As soon as it became clear that the only way to mitigate the impact of the novel coronavirus was to isolate and stay indoors, talk of the “quarantine 15,” a horrifyingly timely update to the “freshman 15,” was inevitable. Stuck inside our homes with only Netflix and snacks as comfort in the middle of what is arguably the most uncertain time in modern history, many of us were more worried about getting fat than contracting an illness that makes it so difficult to breathe that you might die.
It manifested, of course, in memes. One meme depicted a woman rolling her floured belly onto a cutting board like yeasted bread dough. “So after this quarantine, will the producers of My 600 Pound Life just find me,” another meme wondered. Self-described fitness experts shared at-home workouts, with posts detailing how to use one’s own body weight and the canned goods we’ve all stockpiled to stave off isolation-related weight gain. Some fitfluencers suggested putting on actual pants, the kind that button, every couple of days to make sure that you’re not gaining weight, because your comfy pants will “make you believe that all is well in the kingdom.” All together, it adds up to a neverending trickle of body-shaming.
It almost makes sense. In the middle of a global health crisis, why shouldn’t people try to stay as healthy as possible? But, of course, there is nothing healthy about diet culture, which encourages everything from orthorexia, or an obsession with “clean eating,” to other forms of disordered eating in its pursuit of thinness above all else. These memes function as a shroud for the obvious harm that diet culture does to all of us. More than that, these jokes hide diet culture’s insidious connections to classism, body shame, and a multibillion-dollar industry that stands to profit from all of us deeply hating ourselves.

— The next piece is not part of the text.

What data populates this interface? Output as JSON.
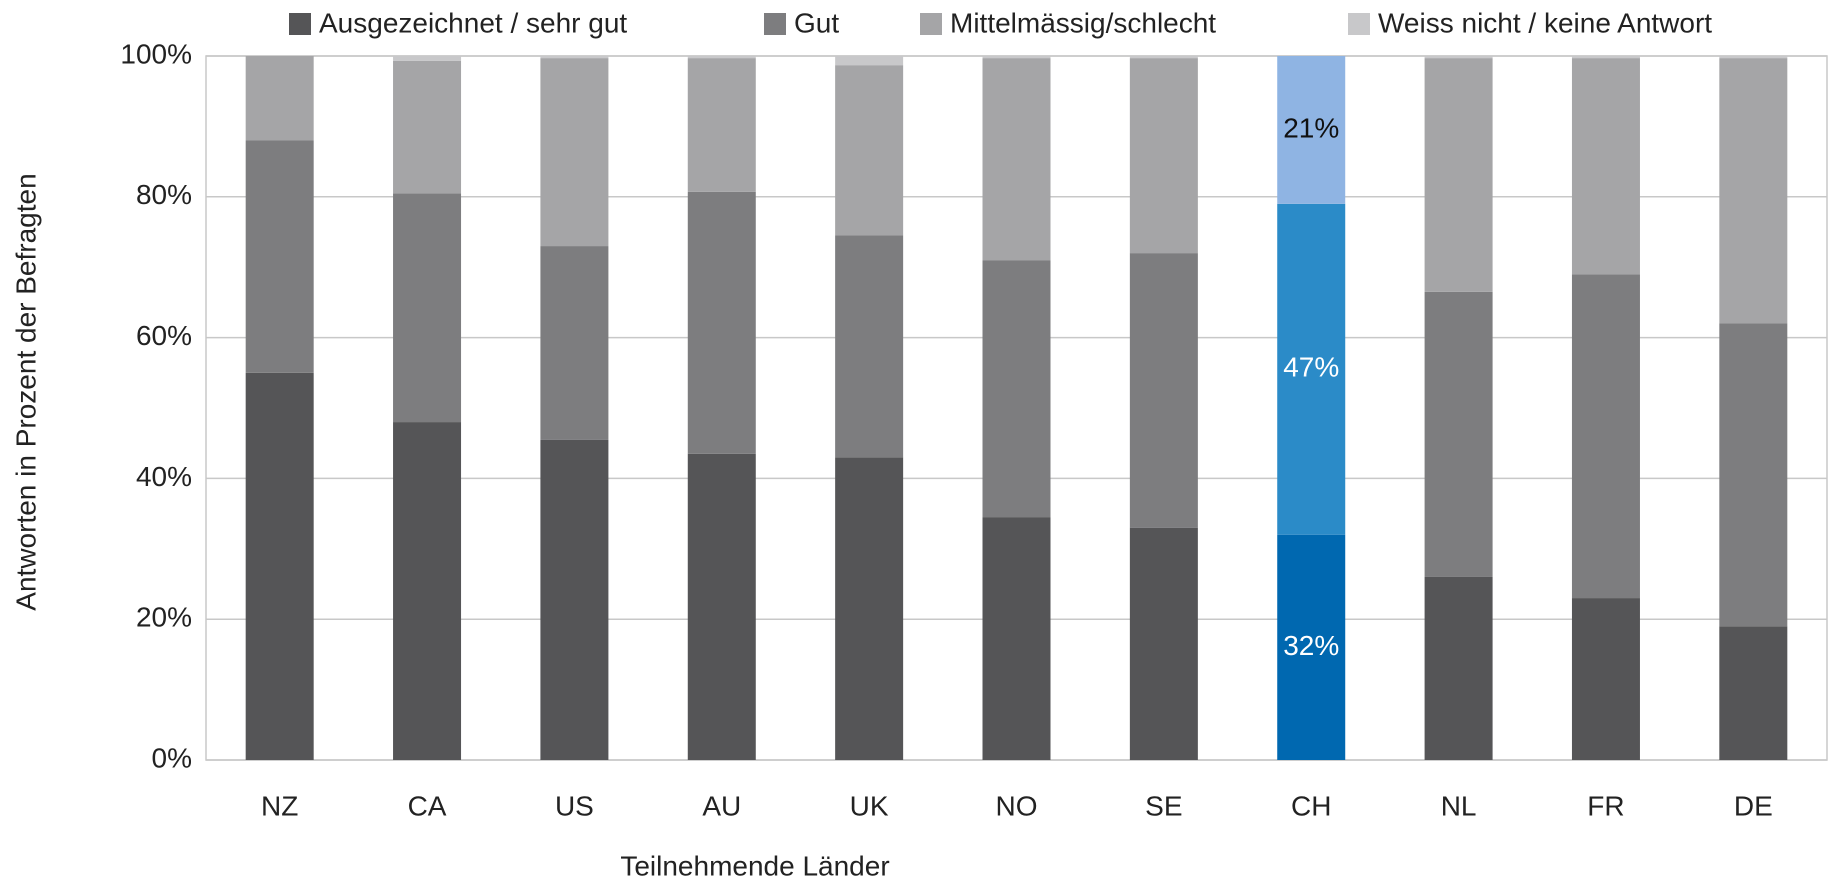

First, jokes about the horrors of getting fat are a direct and painful jab at people who are actually fat in the present tense. All of us that exist in “before”-picture bodies are keenly aware that many people would rather be dead than fat. There’s nothing like seeing your thin friends react with disgust to photos of bodies that look just like yours. Every time you share one of those memes, you let the fat people in your life know exactly what you think of them — that their bodies are disgusting, and you’ll do just about anything, including periods of literal starvation, to avoid looking like them.
And diet culture doesn’t just harm fat people. It reminds all of us that we are not good enough, that being just a little bit thinner and more toned is the key to happiness. Quarantine-themed workouts targeting “problem areas” like chubby arms, bellies, and thighs remind us that the things we are told to be self-conscious about are, in fact, not good enough. Weight Watchers and NutriSystem literally would not exist without stoking fears that the couple of extra pounds that come with disrupting normal life will transform everyone into fat, shapeless monsters.
What’s so frustrating about all of this self-torture is that science has told us, over and over, that it is extremely unlikely to work. Somewhere around 95 percent of all dieters will eventually gain back all of the weight that they lost. Often it will be more, because dieting trains our bodies to hold on to every single calorie like it’s the last one we’ll ever eat. Diet culture isn’t successful because dieting works, it’s because it’s designed to set you up to fail. If it were, in fact, possible to “lose all the weight and keep it off,” we wouldn’t all be dieting all the damn time.
And don’t think that the industry doesn’t see this moment as an opportunity. Multilevel marketing shillers and snake oil salesmen immediately realized that this is their time to shine, hawking everything from quarantine-friendly diet plans to vitamins that will allegedly prepare the immune system to fight off the novel coronavirus. As a journalist, I’ve been pitched everything from bone broths to protein powders that will allegedly boost my immune system while warding off weight gain.
Most crucially, many of us aren’t sitting indoors just watching Netflix and relaxing. For the millions of people who have lost their jobs in the service industry and beyond, these are not times of abundance and leisure. People are having a hard enough time figuring out where their next meal is coming from, and shaming them because that meal is a package of ramen noodles or a fast-food burger is at best a dick move, and at worst a classist punch-down at people who are doing their best to survive. Admonishing working parents feeding their kids what they’ve got instead of veggie-packed bento boxes they can’t afford is as cruel as it is pointless.
Being stuck indoors, socially isolated and inundated with diet culture bullshit, is particularly fraught for people who are struggling with disordered eating habits. These unhealthy eating patterns are much more common than we think, and aren’t limited to the clinical diagnosis of illnesses like anorexia and bulimia. The leap from dieting to disordered eating is often not that dramatic, and because being stuck indoors can limit access to mental health treatment, it’s a good idea to err on the side of not being a complete asshole to those who are stuck at home, suffering in silence, enduring countless jokes about the weight that people are terrified to gain.
What we should really be doing right now is figuring out how to stop fighting with our bodies every single day. That is a productive use of this time, especially considering that no amount of starvation or exercise is going to make this pandemic feel any less scary, and no amount of thinness can protect any of us from contracting COVID-19. What is possible, though, is using this time to be a little bit nicer to both our own bodies, and the bodies that we are told are not good enough.